Türk, Roma ve Bizans medeniyetlerinin her birinin özelliklerini barındıran bu camii Kadirli ilçesinin merkezinde yer almaktadır. 2. Yüzyılda Romalıların inşa ettirmiş olduğu bu yapı manastır olarak kullanılırken 5. Yüzyılda yanına birde kilise eklenmiştir. 1563 senesinde bu yapı camiye çevrilmiştir.
Amanos dağlarının eteğinde bulunan Zorkun Yaylası hem Osmaniye’nin hem de Çukurova bölgesinin en büyük olan yaylasıdır. Oldukça güzel doğası nedeni ile Osmaniye’de gezilecek yerlerden biridir.

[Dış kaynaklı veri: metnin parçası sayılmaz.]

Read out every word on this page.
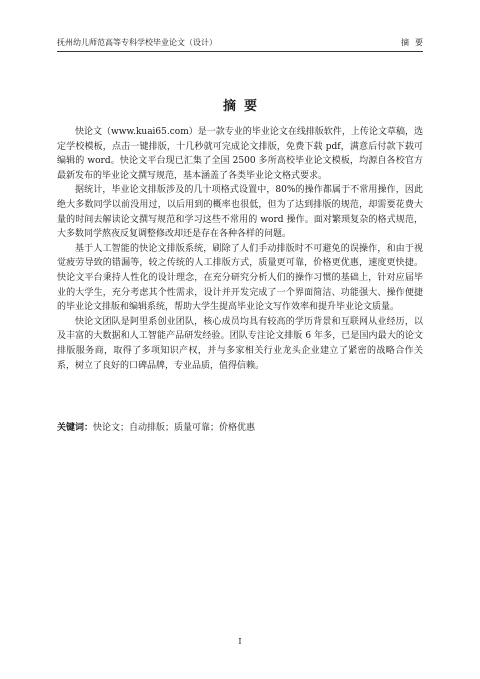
抚州幼儿师范高等专科学校毕业论文（设计）	摘要
摘要

快论文（www.kuai65.com）是一款专业的毕业论文在线排版软件，上传论文草稿，选定学校模板，点击一键排版，十几秒就可完成论文排版，免费下载 pdf，满意后付款下载可编辑的 word。快论文平台现已汇集了全国 2500 多所高校毕业论文模板，均源自各校官方最新发布的毕业论文撰写规范，基本涵盖了各类毕业论文格式要求。

据统计，毕业论文排版涉及的几十项格式设置中，80%的操作都属于不常用操作，因此绝大多数同学以前没用过，以后用到的概率也很低，但为了达到排版的规范，却需要花费大量的时间去解读论文撰写规范和学习这些不常用的 word 操作。面对繁琐复杂的格式规范，大多数同学熬夜反复调整修改却还是存在各种各样的问题。

基于人工智能的快论文排版系统，刷除了人们手动排版时不可避免的误操作，和由于视觉疲劳导致的错漏等，较之传统的人工排版方式，质量更可靠，价格更优惠，速度更快捷。快论文平台秉持人性化的设计理念，在充分研究分析人们的操作习惯的基础上，针对应届毕业的大学生，充分考虑其个性需求，设计并开发完成了一个界面简洁、功能强大、操作便捷的毕业论文排版和编辑系统，帮助大学生提高毕业论文写作效率和提升毕业论文质量。

快论文团队是阿里系创业团队，核心成员均具有较高的学历背景和互联网从业经历，以及丰富的大数据和人工智能产品研发经验。团队专注论文排版 6 年多，已是国内最大的论文排版服务商，取得了多项知识产权，并与多家相关行业龙头企业建立了紧密的战略合作关系，树立了良好的口碑品牌，专业品质，值得信赖。

关键词：快论文；自动排版；质量可靠；价格优惠
I
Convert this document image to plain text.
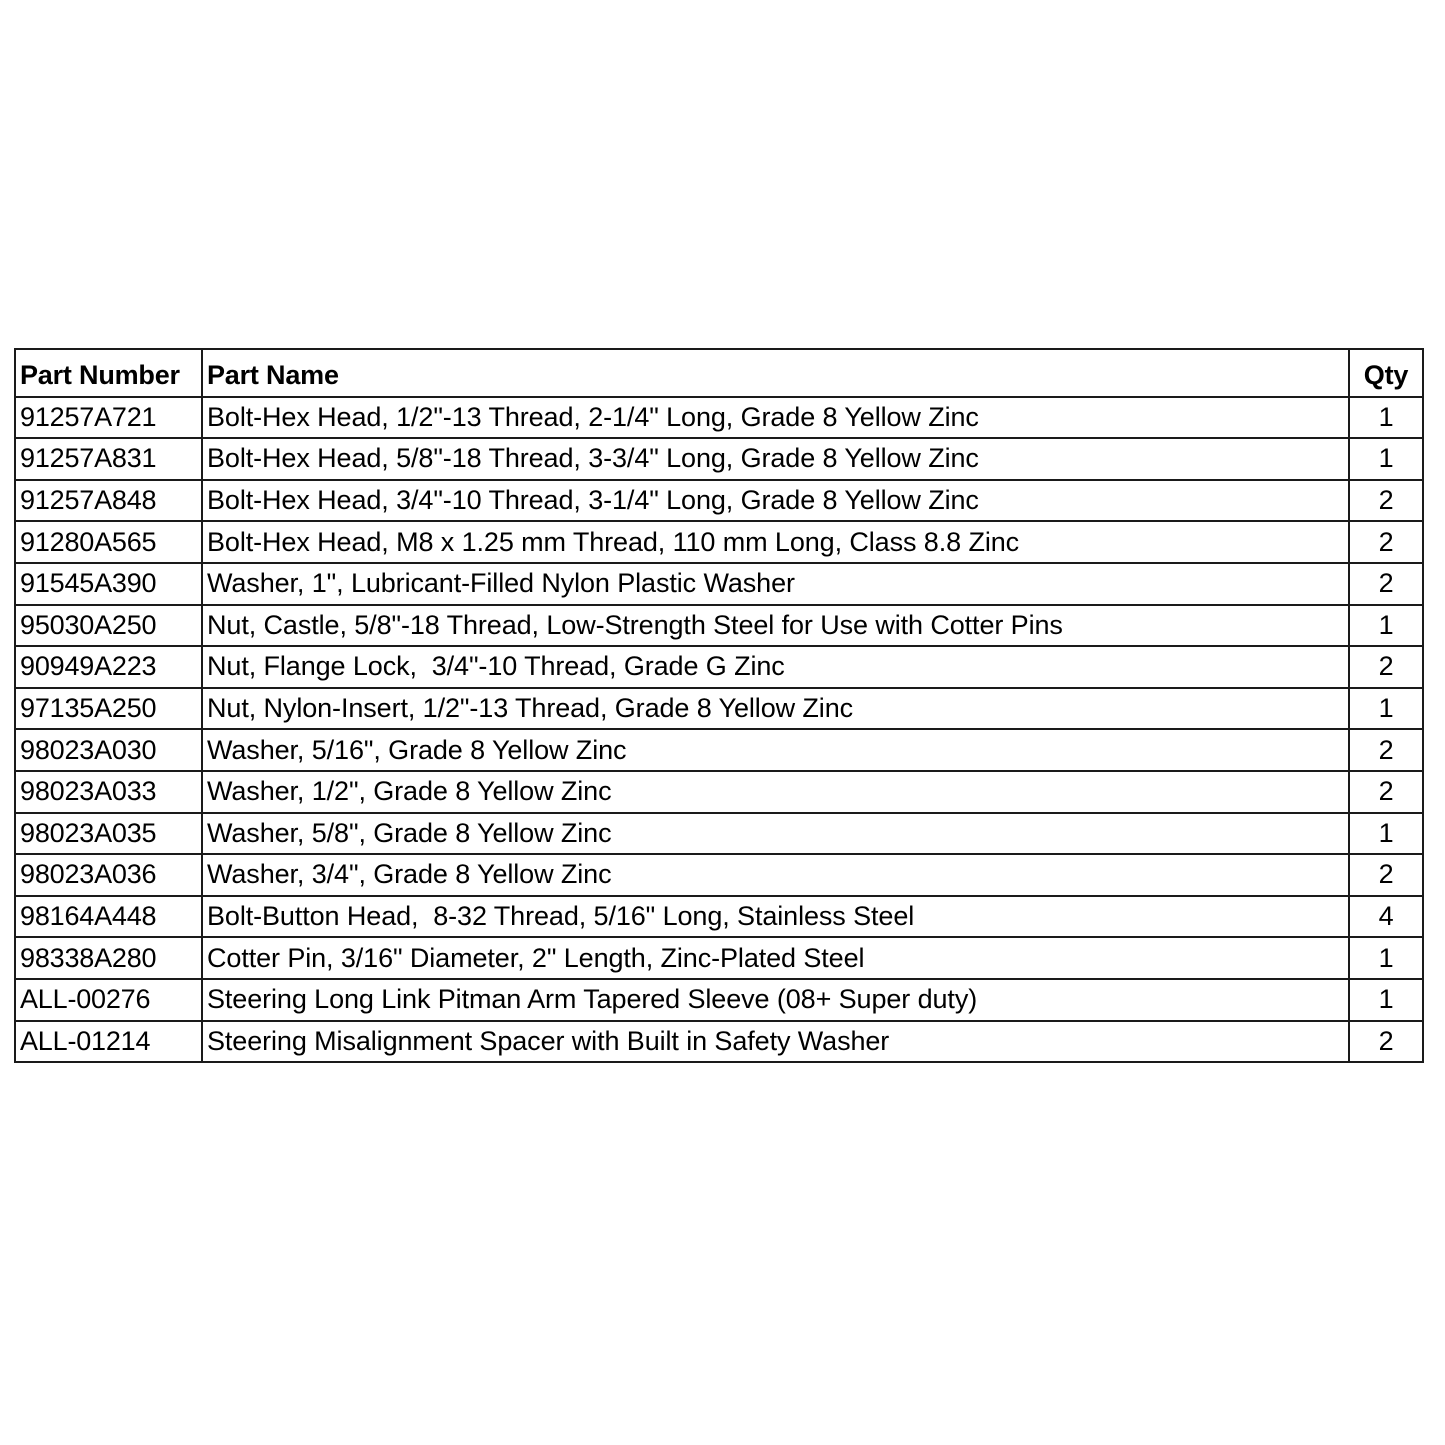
Part Number	Part Name	Qty
91257A721	Bolt-Hex Head, 1/2"-13 Thread, 2-1/4" Long, Grade 8 Yellow Zinc	1
91257A831	Bolt-Hex Head, 5/8"-18 Thread, 3-3/4" Long, Grade 8 Yellow Zinc	1
91257A848	Bolt-Hex Head, 3/4"-10 Thread, 3-1/4" Long, Grade 8 Yellow Zinc	2
91280A565	Bolt-Hex Head, M8 x 1.25 mm Thread, 110 mm Long, Class 8.8 Zinc	2
91545A390	Washer, 1", Lubricant-Filled Nylon Plastic Washer	2
95030A250	Nut, Castle, 5/8"-18 Thread, Low-Strength Steel for Use with Cotter Pins	1
90949A223	Nut, Flange Lock,  3/4"-10 Thread, Grade G Zinc	2
97135A250	Nut, Nylon-Insert, 1/2"-13 Thread, Grade 8 Yellow Zinc	1
98023A030	Washer, 5/16", Grade 8 Yellow Zinc	2
98023A033	Washer, 1/2", Grade 8 Yellow Zinc	2
98023A035	Washer, 5/8", Grade 8 Yellow Zinc	1
98023A036	Washer, 3/4", Grade 8 Yellow Zinc	2
98164A448	Bolt-Button Head,  8-32 Thread, 5/16" Long, Stainless Steel	4
98338A280	Cotter Pin, 3/16" Diameter, 2" Length, Zinc-Plated Steel	1
ALL-00276	Steering Long Link Pitman Arm Tapered Sleeve (08+ Super duty)	1
ALL-01214	Steering Misalignment Spacer with Built in Safety Washer	2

Köknar, çam ve sedir ağaçları ile çevrili olan bu yayla içerisinde kamp alanları ve sosyal tesislerde bulunur. Mimari açıdan farklı evleri ve ahşap evleri bulunur. Yaz aylarında nüfusu artar.
Osmaniye merkezine 4 kilometre uzaklıkta yer alan Karaçay Şelalesi doğa harikası olan bir yerdir. Çevresindeki mesirelik alanda piknik yapılabilir aynı zamanda restoranda yemek yenilebilir. Yüksekliği 25 ila 30 metre olan bu alana bir miktar araçla çıkılabilirken ardından 2,5 saatlik bir yürüyüş gerekmektedir. Kamp yapmak için de uygun alanları bulunan bu şelale ve çevresine çıkmak için zorlu bir yürüyüş gerekse de sonunda buna değer bir manzara ile karşılaşılacaktır.
Ceyhan nehrine olan kıyısı ve ağaçlar ile kaplı olması ile oldukça güzel bir alanda bulunan kaplıcalar bir şifa merkezidir. Hem tertemiz havası hem de doğasının güzelliği ile de tercih edilebilecek olan kaplıcalar bol miktarda mineral içerir.
M.Ö. 2000’li yıllara dayanan geçmişi ile İskenderun – Adana yolunda bulunan bu kale oldukça güzel bir kaledir. Çok sayıda ziyaretçisi olan bu kaleden bakınca görülen manzarada doyulamaz güzelliktedir.